People who are facing cancer or have suffered a injury may feel uncertain, stressed, and just want to get “back to normal.” Plastic surgery rises to this need and desire in a patient centered way—we try to make people feel like themselves again. One of the techniques we use is a flap, a way of moving tissue for another area of the body to help with reconstruction. A flap is connected to the blood supply for where it originally came (called a donor site), and then moved to a different site (called a recipient site). This technique is used to recreate a breast, an ear, or a fingertip. Here are some examples of flaps that surgeons use for reconstruction.
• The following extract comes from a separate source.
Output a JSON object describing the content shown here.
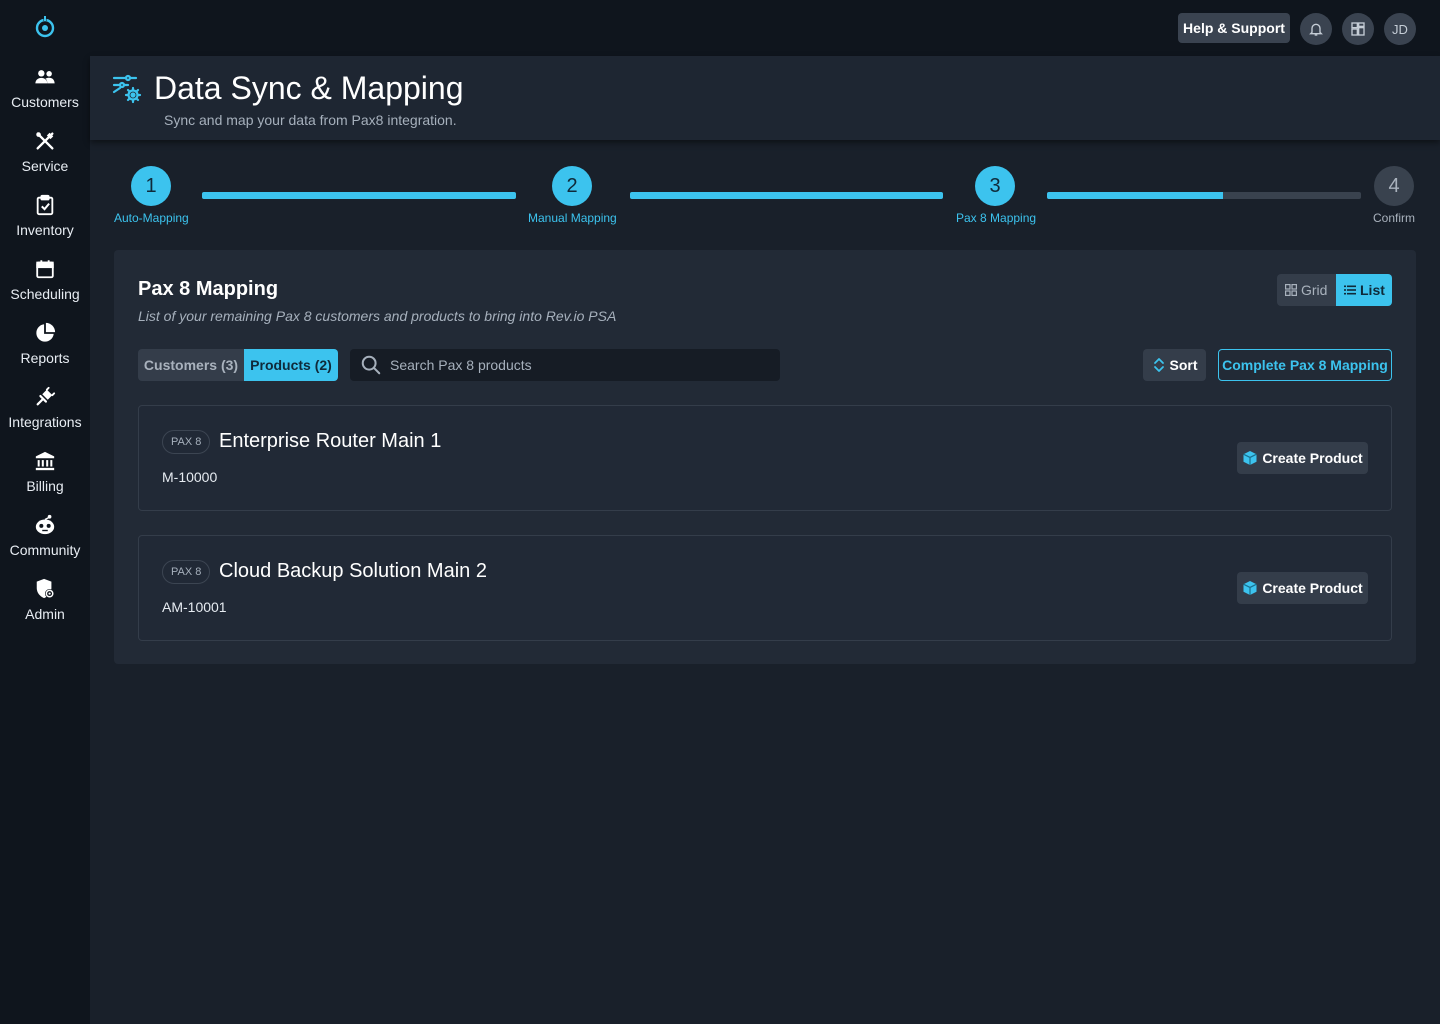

Breast reconstruction with a TRAM flap—The belly skin and six pack muscle (rectus) are left connected and tunneled under the chest skin to recreate the breast after a mastectomy
Nasal reconstruction with a forehead flap—A part of the forehead skin is rotated down to the nose to recreate the complicated, delicate areas of the nose.
Fingertip reconstruction with cross finger flap—The skin from an adjacent finger is left connected and release like the page of a book to provide padding and coverage for a fingertip amputation. This is then disconnected several weeks later.
I think the most important thing that patients should understand is that this journey is only possible through a team with the support of loved ones, doctors, and nurses. And the most important person of this team is the patient.